In the meantime, users should be aware that dataset types are global entities with no implicit namespacing, and hence new dataset types should be created with care. The pipetask tool’s --register-dataset-types option is a non-default option for exactly this reason: in a long-lived repository, re-executions of the same pipeline will eventually outnumber executions of new pipelines (especially new pipelines with new datasets), and hence --register-dataset-types should rarely be needed. Passing it all the time as a matter of habit is an antipattern, because it makes it easy for a typo to result in long-lived, hard-to-clean-up garbage (dataset types can be removed, but only if there are no datasets of that type).

5.3   Provenance and Reproducibility

The plan for provenance in the Gen3 butler is centered around storing the directed acyclic graph (DAG) of datasets and processing “quanta” that is used to drive PipelineTask execution, after updating it with the unique identifiers of the datasets actually produced and annotating it with information about which input datasets are actually used by the (rare) PipelineTasks that may not use all predicted inputs. While some provenance information (e.g. software versions and configurations) are currently associated directly with RUN collections (and this information, at least, may always be), and CHAINED collections provide some information about what datasets were used as inputs when creating others (see 1.4   Shared/official processing outputs), these do not carry sufficiently detailed information about the relationships between datasets to meet our needs.

Using fine-grained provenance information to exactly reprocess a DAG will actually be quite different from starting a new run “from scratch”, as it doesn’t involve providing collections or data IDs as inputs - the input datasets are already fully resolved, so there is no need to search for them in collections, and the data IDs are intrinsic to those datasets. We will also need to provide ways to almost exactly reprocess a DAG, of course - e.g. replacing the initial resolved datasets with new collection + data ID searches, modifying Task configuration in a way that does not change the DAG (or changes it only in a limited sense), and probably more.

All of this fine-grained provenance is not yet implemented, however, and at present the only way to guarantee reproducibility is for all input collections to have exactly the same state they had when the original run was performed.
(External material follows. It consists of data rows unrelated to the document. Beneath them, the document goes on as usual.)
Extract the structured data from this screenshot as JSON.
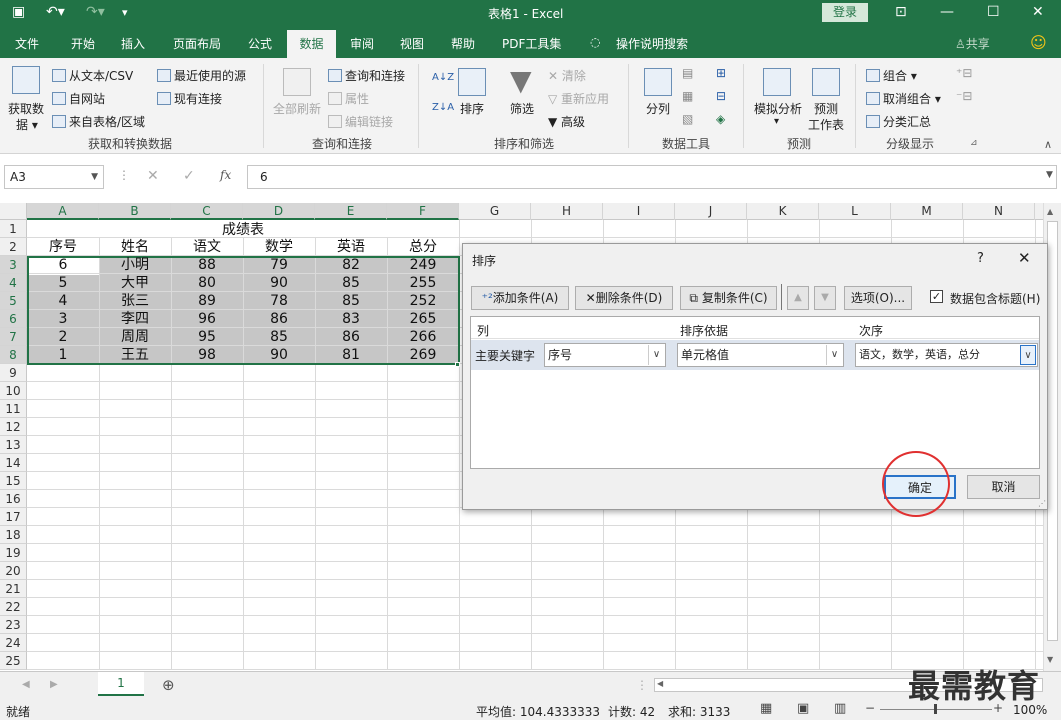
{
  "window": {
    "title": "表格1 - Excel",
    "login": "登录"
  },
  "tabs": [
    "文件",
    "开始",
    "插入",
    "页面布局",
    "公式",
    "数据",
    "审阅",
    "视图",
    "帮助",
    "PDF工具集"
  ],
  "tell_me": "操作说明搜索",
  "share": "共享",
  "ribbon": {
    "get_data": {
      "line1": "获取数",
      "line2": "据 ▾",
      "from_text": "从文本/CSV",
      "from_web": "自网站",
      "from_table": "来自表格/区域",
      "recent": "最近使用的源",
      "existing": "现有连接",
      "group": "获取和转换数据"
    },
    "queries": {
      "refresh_all": "全部刷新",
      "queries_conn": "查询和连接",
      "properties": "属性",
      "edit_links": "编辑链接",
      "group": "查询和连接"
    },
    "sort_filter": {
      "sort": "排序",
      "filter": "筛选",
      "clear": "清除",
      "reapply": "重新应用",
      "advanced": "高级",
      "group": "排序和筛选"
    },
    "data_tools": {
      "split": "分列",
      "group": "数据工具"
    },
    "forecast": {
      "whatif": "模拟分析",
      "sheet_l1": "预测",
      "sheet_l2": "工作表",
      "group": "预测"
    },
    "outline": {
      "group_btn": "组合 ▾",
      "ungroup": "取消组合 ▾",
      "subtotal": "分类汇总",
      "group": "分级显示"
    }
  },
  "formula_bar": {
    "name_box": "A3",
    "value": "6"
  },
  "columns": [
    "A",
    "B",
    "C",
    "D",
    "E",
    "F",
    "G",
    "H",
    "I",
    "J",
    "K",
    "L",
    "M",
    "N"
  ],
  "rows": [
    "1",
    "2",
    "3",
    "4",
    "5",
    "6",
    "7",
    "8",
    "9",
    "10",
    "11",
    "12",
    "13",
    "14",
    "15",
    "16",
    "17",
    "18",
    "19",
    "20",
    "21",
    "22",
    "23",
    "24",
    "25"
  ],
  "sheet": {
    "title": "成绩表",
    "headers": [
      "序号",
      "姓名",
      "语文",
      "数学",
      "英语",
      "总分"
    ],
    "data": [
      [
        "6",
        "小明",
        "88",
        "79",
        "82",
        "249"
      ],
      [
        "5",
        "大甲",
        "80",
        "90",
        "85",
        "255"
      ],
      [
        "4",
        "张三",
        "89",
        "78",
        "85",
        "252"
      ],
      [
        "3",
        "李四",
        "96",
        "86",
        "83",
        "265"
      ],
      [
        "2",
        "周周",
        "95",
        "85",
        "86",
        "266"
      ],
      [
        "1",
        "王五",
        "98",
        "90",
        "81",
        "269"
      ]
    ]
  },
  "sheet_tab": "1",
  "status": {
    "ready": "就绪",
    "average": "平均值: 104.4333333",
    "count": "计数: 42",
    "sum": "求和: 3133",
    "zoom": "100%"
  },
  "dialog": {
    "title": "排序",
    "help": "?",
    "add": "添加条件(A)",
    "delete": "删除条件(D)",
    "copy": "复制条件(C)",
    "options": "选项(O)...",
    "header_checkbox": "数据包含标题(H)",
    "col_header": "列",
    "sorton_header": "排序依据",
    "order_header": "次序",
    "primary_key": "主要关键字",
    "column_value": "序号",
    "sorton_value": "单元格值",
    "order_value": "语文，数学，英语，总分",
    "ok": "确定",
    "cancel": "取消"
  },
  "watermark": "最需教育",
  "colors": {
    "excel_green": "#217346",
    "highlight_circle": "#e03030"
  }
}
The standard collections defined in this document are poorly suited for this role, however; we consider it more important for these to track the “current best” (or in the case of raws, recent observations) than it is for them remain immutable. Users should thus be aware that repeated processing runs using the same input collections (and everything else held constant) are not intended to always produce the same results (and this is a feature, not a bug).